Fiona swallows hard. “Not as pretty as you,” she says. “Heart Surgeon, et cetera.”

Sam makes a face like he’s getting exasperated and for a moment she’s worried she pushed him too far, that he’s going to stop what he’s doing on account of her shitty attitude, so she arches her back underneath him, hooking one leg around his and pulling at his shoulders until he drops all the way down on top of her, close enough to grind against. Sam groans, and she smiles a secret smile over his shoulder.

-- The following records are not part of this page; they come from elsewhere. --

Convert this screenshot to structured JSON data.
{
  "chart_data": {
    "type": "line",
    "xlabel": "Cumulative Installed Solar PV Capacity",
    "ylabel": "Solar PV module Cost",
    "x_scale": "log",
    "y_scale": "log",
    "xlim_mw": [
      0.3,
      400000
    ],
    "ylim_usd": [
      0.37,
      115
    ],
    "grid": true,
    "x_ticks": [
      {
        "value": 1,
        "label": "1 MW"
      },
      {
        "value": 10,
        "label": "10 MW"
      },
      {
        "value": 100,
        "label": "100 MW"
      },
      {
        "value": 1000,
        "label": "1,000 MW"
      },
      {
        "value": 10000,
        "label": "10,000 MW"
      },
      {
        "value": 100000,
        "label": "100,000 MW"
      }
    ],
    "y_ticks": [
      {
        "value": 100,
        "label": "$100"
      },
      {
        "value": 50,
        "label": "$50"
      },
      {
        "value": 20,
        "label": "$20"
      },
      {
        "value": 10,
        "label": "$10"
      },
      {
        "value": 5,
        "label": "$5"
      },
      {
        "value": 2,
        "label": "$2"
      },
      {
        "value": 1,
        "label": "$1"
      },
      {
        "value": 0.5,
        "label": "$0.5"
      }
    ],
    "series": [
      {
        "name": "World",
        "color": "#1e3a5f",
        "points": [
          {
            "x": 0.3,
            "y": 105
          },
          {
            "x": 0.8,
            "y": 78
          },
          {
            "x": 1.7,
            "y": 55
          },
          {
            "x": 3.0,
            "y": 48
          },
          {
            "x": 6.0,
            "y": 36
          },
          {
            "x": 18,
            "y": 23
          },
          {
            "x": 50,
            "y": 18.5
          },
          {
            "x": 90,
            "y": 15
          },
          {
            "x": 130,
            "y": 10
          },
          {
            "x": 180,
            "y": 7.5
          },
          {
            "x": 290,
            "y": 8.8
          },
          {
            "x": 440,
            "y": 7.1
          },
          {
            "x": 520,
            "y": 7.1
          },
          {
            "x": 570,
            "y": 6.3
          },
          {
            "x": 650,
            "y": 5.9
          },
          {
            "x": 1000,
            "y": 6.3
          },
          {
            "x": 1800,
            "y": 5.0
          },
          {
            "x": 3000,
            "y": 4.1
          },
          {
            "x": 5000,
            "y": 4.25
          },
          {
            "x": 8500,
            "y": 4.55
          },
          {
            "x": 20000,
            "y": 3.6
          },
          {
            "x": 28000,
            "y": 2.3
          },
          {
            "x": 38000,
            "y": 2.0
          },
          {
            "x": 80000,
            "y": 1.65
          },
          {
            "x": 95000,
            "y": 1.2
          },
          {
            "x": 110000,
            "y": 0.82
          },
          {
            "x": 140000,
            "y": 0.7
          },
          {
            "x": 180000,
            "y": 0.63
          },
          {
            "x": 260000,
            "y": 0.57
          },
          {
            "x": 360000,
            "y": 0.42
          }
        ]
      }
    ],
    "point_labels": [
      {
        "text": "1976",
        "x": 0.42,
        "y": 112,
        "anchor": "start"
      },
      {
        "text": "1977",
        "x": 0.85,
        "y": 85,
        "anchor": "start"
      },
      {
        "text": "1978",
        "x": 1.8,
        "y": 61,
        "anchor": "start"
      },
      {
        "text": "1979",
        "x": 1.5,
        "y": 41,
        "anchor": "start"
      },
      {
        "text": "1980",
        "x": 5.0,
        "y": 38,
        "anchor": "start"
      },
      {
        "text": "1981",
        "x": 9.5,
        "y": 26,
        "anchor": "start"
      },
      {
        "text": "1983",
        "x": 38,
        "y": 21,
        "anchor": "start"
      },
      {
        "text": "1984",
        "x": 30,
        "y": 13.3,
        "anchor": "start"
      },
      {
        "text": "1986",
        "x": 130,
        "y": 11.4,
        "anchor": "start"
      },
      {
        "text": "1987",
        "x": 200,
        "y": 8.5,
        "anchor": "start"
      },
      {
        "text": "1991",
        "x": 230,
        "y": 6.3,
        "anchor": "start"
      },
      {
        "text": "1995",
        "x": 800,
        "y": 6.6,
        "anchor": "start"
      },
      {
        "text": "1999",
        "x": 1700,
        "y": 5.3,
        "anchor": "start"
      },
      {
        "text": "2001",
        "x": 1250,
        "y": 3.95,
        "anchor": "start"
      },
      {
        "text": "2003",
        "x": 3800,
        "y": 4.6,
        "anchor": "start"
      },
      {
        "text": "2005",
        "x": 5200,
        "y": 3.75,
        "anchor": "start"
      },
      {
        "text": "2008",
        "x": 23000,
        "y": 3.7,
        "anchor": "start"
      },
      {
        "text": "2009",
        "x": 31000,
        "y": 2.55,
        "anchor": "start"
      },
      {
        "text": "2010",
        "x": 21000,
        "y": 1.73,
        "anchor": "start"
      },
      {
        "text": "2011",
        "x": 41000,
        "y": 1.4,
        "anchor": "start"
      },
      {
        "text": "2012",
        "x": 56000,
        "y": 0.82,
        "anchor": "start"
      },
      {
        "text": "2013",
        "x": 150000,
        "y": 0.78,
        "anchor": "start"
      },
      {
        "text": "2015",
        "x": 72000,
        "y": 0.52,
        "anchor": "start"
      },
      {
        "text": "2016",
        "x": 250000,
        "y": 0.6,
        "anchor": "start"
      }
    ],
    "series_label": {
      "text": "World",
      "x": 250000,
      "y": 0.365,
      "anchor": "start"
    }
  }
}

After that it feels like it’s happening in flashes: She wrestles his shirt off, tossing it onto the rug. Sam peels her shorts down her legs. It’s like he knows instinctively how to touch her, thumbing along the undersides of her breasts and stroking the creases of her elbows, nipping his way down her ribs until her skin feels tight and hot and her whole body is humming. When he hooks his finger in the elastic of her underwear, letting it snap gently back against her hip bone, it’s all she can do not to gasp.

Still: “Sam.” She’s about to tell him he doesn’t have to do that, either, but Sam must know it’s coming because he drops his forehead against the lowermost part of her stomach, the day’s worth of beard on his face scratching against the sensitive skin of her inner thigh.